According to Mensch, “A lot of his writing is about this moral quandary: How do we figure out what moral values are endorsable in a morally relative universe? How do you be a good person despite the rapidly changing, technologically obsessed 21st-century world we live in?”
The testing of seemingly solid worldviews by life’s chaotic surprises lies at the heart of Oblivion, which plays at Connecticut’s Westport Country Playhouse Aug. 20–Sept. 7. The play revolves around a pair of “laid-back” Brooklyn parents whose 16-year-old daughter refuses to reveal where she spent the weekend after claiming to be on a college recruiting trip. When the truth comes out, the couple’s ethos of progressive acceptance begins to splinter.

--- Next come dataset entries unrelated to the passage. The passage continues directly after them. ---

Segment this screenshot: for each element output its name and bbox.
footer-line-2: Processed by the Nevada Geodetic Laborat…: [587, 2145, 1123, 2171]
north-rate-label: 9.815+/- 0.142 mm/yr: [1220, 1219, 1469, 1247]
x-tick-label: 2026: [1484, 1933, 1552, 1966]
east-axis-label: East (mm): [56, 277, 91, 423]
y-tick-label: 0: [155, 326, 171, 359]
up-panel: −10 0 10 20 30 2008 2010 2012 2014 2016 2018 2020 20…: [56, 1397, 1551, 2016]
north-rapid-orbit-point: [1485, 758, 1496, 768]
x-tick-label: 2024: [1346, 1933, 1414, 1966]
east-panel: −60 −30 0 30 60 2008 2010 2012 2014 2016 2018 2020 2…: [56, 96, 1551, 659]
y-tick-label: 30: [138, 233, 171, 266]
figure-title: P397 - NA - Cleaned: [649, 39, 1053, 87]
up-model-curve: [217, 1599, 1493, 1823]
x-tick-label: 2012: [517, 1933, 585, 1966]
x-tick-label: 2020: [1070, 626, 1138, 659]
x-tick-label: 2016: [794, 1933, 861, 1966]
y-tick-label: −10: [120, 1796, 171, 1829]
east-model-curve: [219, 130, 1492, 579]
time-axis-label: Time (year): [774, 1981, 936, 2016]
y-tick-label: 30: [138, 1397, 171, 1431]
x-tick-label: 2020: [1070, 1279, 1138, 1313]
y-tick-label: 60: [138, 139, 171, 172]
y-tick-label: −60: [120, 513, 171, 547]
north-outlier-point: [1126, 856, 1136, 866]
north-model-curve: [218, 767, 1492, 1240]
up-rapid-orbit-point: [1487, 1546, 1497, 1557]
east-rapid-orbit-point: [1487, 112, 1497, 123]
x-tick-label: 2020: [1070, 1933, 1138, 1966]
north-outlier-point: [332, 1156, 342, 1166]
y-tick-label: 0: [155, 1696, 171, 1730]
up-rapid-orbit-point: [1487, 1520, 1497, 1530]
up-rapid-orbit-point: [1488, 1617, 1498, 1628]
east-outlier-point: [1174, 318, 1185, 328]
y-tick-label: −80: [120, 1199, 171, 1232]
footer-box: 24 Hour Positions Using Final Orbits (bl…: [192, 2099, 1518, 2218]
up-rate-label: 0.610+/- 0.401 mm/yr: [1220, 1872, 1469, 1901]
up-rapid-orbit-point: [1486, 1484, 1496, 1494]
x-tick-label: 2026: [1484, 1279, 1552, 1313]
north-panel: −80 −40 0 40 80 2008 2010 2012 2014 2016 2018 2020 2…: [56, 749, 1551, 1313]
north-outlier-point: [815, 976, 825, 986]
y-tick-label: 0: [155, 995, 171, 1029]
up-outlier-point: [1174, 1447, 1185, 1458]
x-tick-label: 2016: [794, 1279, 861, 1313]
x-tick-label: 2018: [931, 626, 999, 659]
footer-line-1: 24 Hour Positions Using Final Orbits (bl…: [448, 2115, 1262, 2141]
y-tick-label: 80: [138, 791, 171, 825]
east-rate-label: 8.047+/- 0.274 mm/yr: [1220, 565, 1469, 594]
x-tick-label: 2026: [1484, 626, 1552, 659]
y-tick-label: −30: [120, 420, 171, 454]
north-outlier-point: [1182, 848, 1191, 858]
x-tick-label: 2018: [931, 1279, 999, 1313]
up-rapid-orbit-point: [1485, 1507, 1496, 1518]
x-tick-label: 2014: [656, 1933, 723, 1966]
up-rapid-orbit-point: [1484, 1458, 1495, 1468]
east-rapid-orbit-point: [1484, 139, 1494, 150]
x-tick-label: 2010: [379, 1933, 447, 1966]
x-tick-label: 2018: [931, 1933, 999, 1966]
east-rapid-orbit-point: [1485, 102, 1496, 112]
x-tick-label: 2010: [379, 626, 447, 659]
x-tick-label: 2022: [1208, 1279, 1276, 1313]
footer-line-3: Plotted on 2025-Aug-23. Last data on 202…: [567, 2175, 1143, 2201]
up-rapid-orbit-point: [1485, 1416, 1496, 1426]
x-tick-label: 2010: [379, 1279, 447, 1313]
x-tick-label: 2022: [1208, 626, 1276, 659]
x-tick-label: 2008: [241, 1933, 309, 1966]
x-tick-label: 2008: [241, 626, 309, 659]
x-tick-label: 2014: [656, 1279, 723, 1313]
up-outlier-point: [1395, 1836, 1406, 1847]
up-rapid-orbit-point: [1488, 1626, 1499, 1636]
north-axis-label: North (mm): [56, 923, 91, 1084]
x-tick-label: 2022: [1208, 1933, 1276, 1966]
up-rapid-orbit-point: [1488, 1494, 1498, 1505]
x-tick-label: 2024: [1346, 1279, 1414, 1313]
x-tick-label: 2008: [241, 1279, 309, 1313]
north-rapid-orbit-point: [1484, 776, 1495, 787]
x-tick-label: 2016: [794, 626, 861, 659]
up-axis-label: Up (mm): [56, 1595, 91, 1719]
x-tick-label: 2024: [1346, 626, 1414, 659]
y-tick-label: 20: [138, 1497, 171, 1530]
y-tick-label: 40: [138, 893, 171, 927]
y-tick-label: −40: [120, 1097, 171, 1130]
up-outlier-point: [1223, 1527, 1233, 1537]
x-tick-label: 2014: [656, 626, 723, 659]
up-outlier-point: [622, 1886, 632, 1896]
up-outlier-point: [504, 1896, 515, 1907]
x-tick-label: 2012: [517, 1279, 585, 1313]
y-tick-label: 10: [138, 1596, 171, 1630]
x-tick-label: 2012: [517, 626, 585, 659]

Mensch’s adoration for Wallace is refracted in the text itself. Film critic Pauline Kael becomes a figure of obsession for the daughter’s friend, a teenage film geek who writes letters to the revered writer without realizing that she is deceased. By inserting Kael into the play, Mensch saw an opportunity to explore the little-discussed relationship between artists and critics, as well as to honor another writer she admires.
“I just love how fun and conversational Kael’s writing was,” Mensch said. “She didn’t feel like a critic; she felt like your best friend gushing over actors with you. And yet at the same time, she was wickedly smart and tapping into big ideas, writing with this zoomed-out perspective.”
The influence of both Wallace and Kael on the playwright shines through in Oblivion’s joining of messy emotion, intellectual heft, and idiosyncratic verbal wit. According to director Mark Brokaw, Mensch is “one of those people who can combine great humor with great gravity.”